Somewhere (A Place for Us) — West Side Story, 1957 on Broadway, 1961 on film
We have Leonard Bernstein and Stephen Sondheim to thank for this American classic. The Supremes recorded their version in 1965. It’s another boomer era song that keeps popping up, with new recordings still being released. Drama mixed with a sense of place has given this song a perpetual place in our consciousness.
In My Life — The Beatles, 1965
Right from the opening lyrics:
There are places I remember …
the song is a transportive trip down memory lane (as opposed to Penny Lane). Finishing in part, with:
In my life, I loved them all …
it is certainly aspirational for all boomers at the current stage of our long, strange trip. It was part of the Rubber Soul album, which is probably Mister B’s favorite Beatles recording.

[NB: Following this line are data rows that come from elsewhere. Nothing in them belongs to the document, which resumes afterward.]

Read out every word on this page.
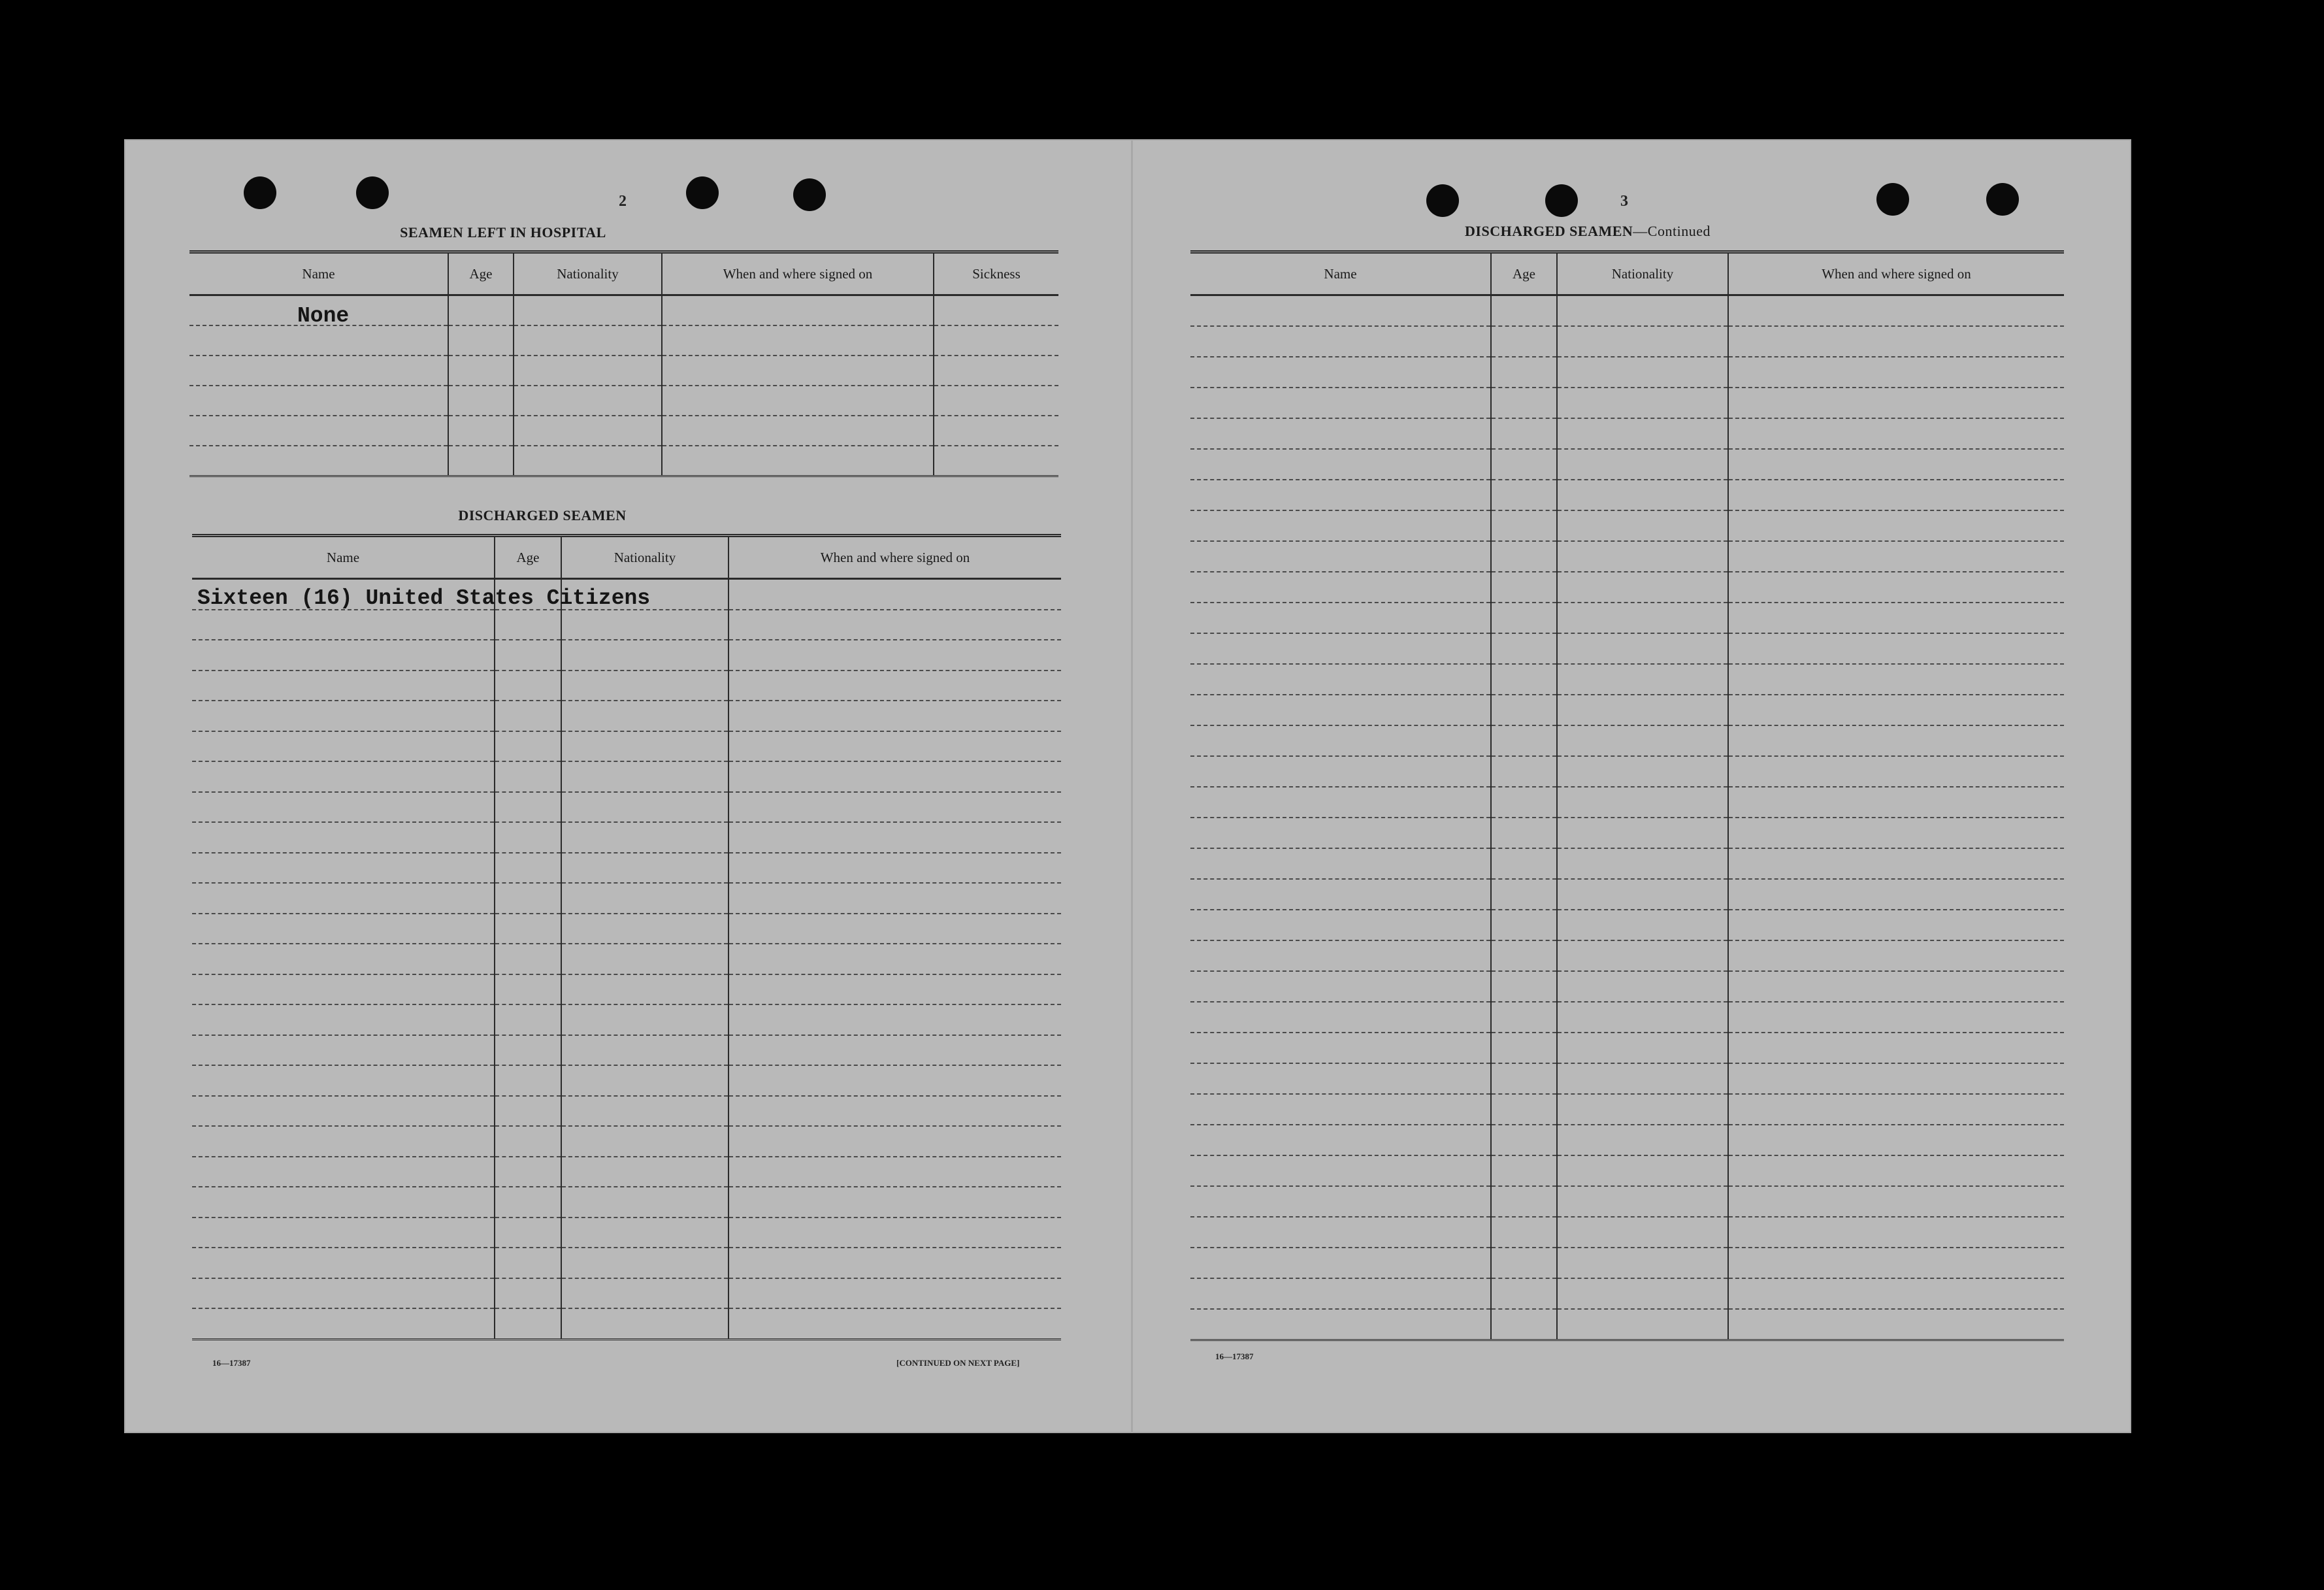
2
SEAMEN LEFT IN HOSPITAL
Name	Age	Nationality	When and where signed on	Sickness

None
DISCHARGED SEAMEN
Name	Age	Nationality	When and where signed on

Sixteen (16) United States Citizens
16—17387	[CONTINUED ON NEXT PAGE]
3
DISCHARGED SEAMEN—Continued
Name	Age	Nationality	When and where signed on

16—17387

No Particular Place to Go — Chuck Berry, 1964
Interestingly enough, when Chuck Berry wrote this song, he did not have anywhere to go because he was in prison. Convicted of violating the Mann Act — transporting a minor across state lines for immoral purposes — Berry was sent to Springfield, Missouri’s Medical Center for Federal Prisoners. Berry claimed his innocence throughout his life, but served more than a year. There’s a place you’d rather not visit.
Name of the Place is I Like it Like That — Chris Kenner, 1961
Written by Chris Kenner and Allen Toussaint, Kenner was the first to record it. His version was released in 1961, and landed in the number two spot on the Billboard Hot 100. This song lyrically invites us to a place that is named, “I Like It Like That.” The band beckons us to “come on, let me show you where its at.” Who wouldn’t like a place with a name like that? The Dave Clark 5 released a version in 1965, which is probably the version that Mister Boomer heard on his transistor radio. The Kingsmen also recorded it that same year.
I Know a Place — Petula Clark, 1965
Following her smash debut hit, Downtown (1964), Petula Clark struck gold a second time with this ditty. The suggestion to forget your troubles and head “where the music is fine and the lights are always low,” stuck with U.S. listeners. The song spent five weeks in the Top Ten, and Clark was awarded a Grammy for Best Contemporary (R&B) Female Vocal Performance. When someone told you they “knew a place,” you’d try it out, wouldn’t you?
We Gotta Get Out of This Place — The Animals, 1965
Mister Boomer was elementary-school age when the song was first issued. He credits it as being the first rock anthem of his young life. Moving from grade school to high school seemed like a forever task. School kids immediately clamped onto the chorus; Mister B would later learn older kids identified with the song for different reasons, as did soldiers in Vietnam. It still kicks it, as far as Mister B is concerned. It’s sung with raw emotion that speaks of a desperate hope that if this place is not going to cut it, another place has got to be better.
The places we can go will all be available to us again, but in the meantime, set the turntable arm down on the vinyl and you’ll be at the place you were when you first heard these tunes.
Which “place” song is your favorite, boomers?